March 16, 1993|By Mary Gail Hare | Mary Gail Hare,Staff Writer

"Let's dance" took on a new sense of urgency for Westminster High's seniors Friday.

With storm clouds gathering and blizzard conditions impending, most of the seniors spent their day off listening to weather reports and hoping they wouldn't hear a cancellation of their traditional dinner dance.

"We had to know by noon or earlier, if we were going to cancel," said Janet Kelly, faculty adviser to the senior class.

Weather forecasters promised that the snow wouldn't fall in any earnest until after midnight -- an hour after the last song would play at the dance. After frequent consultations, advisers, administrators and dance planners decided to take a chance.

Once the chefs at Turf Valley Country Club started preparing the meal, there was no turning back; the 250 students were committed to their $20-a-plate evening.

Apparel took an all-weather bent as students came prepared for the worst.

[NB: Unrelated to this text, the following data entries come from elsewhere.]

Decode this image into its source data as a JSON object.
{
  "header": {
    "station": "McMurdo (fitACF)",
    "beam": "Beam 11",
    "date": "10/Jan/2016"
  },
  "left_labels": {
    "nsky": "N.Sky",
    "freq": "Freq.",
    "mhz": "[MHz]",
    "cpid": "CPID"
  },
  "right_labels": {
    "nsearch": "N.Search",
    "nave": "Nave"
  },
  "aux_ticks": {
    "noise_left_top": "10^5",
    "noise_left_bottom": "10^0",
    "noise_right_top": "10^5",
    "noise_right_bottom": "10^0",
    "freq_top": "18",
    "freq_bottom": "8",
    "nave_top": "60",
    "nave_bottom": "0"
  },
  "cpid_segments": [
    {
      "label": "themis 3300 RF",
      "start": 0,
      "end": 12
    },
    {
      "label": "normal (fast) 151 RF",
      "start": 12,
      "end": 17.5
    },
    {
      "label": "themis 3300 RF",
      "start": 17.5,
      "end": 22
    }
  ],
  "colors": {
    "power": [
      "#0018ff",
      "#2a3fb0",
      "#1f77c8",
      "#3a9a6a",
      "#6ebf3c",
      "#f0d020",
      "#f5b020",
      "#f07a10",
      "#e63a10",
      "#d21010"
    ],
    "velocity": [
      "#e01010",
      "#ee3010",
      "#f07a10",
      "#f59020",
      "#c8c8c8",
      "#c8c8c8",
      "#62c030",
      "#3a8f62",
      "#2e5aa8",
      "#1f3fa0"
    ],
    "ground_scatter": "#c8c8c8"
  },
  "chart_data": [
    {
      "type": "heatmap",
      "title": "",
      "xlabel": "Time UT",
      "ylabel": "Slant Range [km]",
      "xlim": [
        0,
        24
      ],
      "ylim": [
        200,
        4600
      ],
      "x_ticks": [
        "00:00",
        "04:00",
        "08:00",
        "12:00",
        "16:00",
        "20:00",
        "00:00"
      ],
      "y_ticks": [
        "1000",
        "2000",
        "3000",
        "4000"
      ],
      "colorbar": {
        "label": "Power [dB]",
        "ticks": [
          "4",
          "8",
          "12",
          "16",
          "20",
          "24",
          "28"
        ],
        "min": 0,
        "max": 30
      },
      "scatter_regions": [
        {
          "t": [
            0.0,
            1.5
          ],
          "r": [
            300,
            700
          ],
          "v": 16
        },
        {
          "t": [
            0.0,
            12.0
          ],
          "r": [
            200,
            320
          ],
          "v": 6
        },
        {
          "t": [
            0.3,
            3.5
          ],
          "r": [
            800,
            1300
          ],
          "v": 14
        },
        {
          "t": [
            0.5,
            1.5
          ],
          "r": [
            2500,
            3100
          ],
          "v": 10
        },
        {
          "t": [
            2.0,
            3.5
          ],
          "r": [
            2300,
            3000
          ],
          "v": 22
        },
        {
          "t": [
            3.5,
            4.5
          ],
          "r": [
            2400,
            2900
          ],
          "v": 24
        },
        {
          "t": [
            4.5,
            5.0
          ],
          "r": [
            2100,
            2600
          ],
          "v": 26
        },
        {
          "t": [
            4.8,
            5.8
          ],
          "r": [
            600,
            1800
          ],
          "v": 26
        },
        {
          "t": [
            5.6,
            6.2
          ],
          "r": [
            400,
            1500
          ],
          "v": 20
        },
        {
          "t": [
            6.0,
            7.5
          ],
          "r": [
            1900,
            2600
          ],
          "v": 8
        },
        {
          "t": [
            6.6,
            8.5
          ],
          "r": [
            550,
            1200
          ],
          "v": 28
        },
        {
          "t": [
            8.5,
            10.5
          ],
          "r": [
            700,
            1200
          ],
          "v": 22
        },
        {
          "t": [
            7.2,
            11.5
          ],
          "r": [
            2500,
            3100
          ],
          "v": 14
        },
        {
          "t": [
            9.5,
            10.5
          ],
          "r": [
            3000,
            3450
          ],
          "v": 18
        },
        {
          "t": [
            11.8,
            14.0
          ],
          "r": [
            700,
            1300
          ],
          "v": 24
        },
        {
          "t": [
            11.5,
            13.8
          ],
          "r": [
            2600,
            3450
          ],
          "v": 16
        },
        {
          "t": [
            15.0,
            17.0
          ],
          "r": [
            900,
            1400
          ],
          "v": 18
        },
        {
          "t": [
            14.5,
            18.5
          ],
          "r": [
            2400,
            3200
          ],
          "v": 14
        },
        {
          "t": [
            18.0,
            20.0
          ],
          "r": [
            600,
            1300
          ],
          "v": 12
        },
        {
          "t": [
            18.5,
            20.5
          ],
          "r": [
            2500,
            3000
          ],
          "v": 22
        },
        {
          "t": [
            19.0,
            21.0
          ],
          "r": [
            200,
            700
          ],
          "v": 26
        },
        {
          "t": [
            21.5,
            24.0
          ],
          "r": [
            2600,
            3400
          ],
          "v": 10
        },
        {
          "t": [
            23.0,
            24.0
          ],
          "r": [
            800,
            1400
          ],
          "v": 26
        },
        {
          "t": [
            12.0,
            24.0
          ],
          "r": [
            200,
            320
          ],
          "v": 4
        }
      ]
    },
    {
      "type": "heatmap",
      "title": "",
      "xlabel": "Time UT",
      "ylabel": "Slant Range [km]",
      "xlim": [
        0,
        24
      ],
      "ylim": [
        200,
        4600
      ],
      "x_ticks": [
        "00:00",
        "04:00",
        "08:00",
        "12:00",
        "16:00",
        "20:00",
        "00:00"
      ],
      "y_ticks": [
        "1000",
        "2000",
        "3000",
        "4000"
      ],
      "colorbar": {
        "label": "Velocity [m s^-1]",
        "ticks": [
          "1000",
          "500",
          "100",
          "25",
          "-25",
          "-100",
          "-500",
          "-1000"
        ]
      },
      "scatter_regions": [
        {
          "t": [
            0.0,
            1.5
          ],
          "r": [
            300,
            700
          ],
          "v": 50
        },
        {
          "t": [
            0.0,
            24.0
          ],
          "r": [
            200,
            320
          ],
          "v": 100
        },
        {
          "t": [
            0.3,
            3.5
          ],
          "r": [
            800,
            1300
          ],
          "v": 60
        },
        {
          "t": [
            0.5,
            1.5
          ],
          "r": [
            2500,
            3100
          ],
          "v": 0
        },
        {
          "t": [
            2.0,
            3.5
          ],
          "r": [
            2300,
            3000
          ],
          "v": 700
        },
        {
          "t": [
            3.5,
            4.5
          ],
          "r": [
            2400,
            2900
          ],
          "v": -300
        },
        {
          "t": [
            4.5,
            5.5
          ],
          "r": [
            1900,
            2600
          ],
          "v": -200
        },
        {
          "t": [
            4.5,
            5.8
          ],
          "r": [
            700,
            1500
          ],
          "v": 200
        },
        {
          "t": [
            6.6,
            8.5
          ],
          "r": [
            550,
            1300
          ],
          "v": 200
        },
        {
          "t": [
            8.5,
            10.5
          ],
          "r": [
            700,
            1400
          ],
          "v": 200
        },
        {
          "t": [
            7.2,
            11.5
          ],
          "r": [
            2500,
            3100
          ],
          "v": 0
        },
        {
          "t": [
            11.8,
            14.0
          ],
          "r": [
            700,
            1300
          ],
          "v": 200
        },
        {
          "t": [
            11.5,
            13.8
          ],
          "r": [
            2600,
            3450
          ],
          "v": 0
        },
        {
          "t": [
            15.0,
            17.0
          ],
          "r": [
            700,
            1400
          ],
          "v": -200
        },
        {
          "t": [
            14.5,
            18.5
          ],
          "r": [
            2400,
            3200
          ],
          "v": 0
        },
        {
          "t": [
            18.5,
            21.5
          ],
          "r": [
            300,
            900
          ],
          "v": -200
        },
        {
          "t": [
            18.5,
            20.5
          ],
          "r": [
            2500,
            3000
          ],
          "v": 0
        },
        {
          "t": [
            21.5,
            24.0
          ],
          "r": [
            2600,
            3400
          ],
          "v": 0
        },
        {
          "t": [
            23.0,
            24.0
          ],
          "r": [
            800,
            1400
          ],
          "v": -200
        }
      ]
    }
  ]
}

The young ladies mixed traditional velvet, lace or satin and beaded evening bags with sturdy snow boots and heavy mittens.

Instead of asking dad for the keys to the sportier cars, the young gentlemen opted for the family wagons and four-wheel-drive vehicles.

Along with "have fun" wishes, parents packed bags of sand, de-icer sprays, chains for tires and flashlights for the vehicles before they ventured out.

"My dad made me take warm clothes and sleeping bags," said Chris Maynard. "He gave me his credit card, too, in case we had to stay overnight at Turf Valley."

A few events on the evening's packed agenda had to be shortened.

"We wanted to make sure we got everything in for the class, just in case it started snowing early," said Cal Bloom, one of the chaperons. "We figured if it started to get bad, we would send the kids home."

The tossed salad may have gotten lost in the shuffle, he said. It never appeared on the tables. Diners went right from fruit to main course.

A video presentation of high schools ended mid-reel with a command, "Time to dance."

Couples twisted past the windows to catch a glimpse of the sky. Chaperons did double duty and made frequent trips outside.

Mr. Bloom said he set off minor alarm bells with a bogus announcement of "two inches on the ground already."

Before leaving the dance floor, most celebrants swapped elegant footwear for nonskid soles.

No one had to trip the light fantastic through the snow, though.

The evening ended and most cars were back in the family driveways before the first flake hit the ground.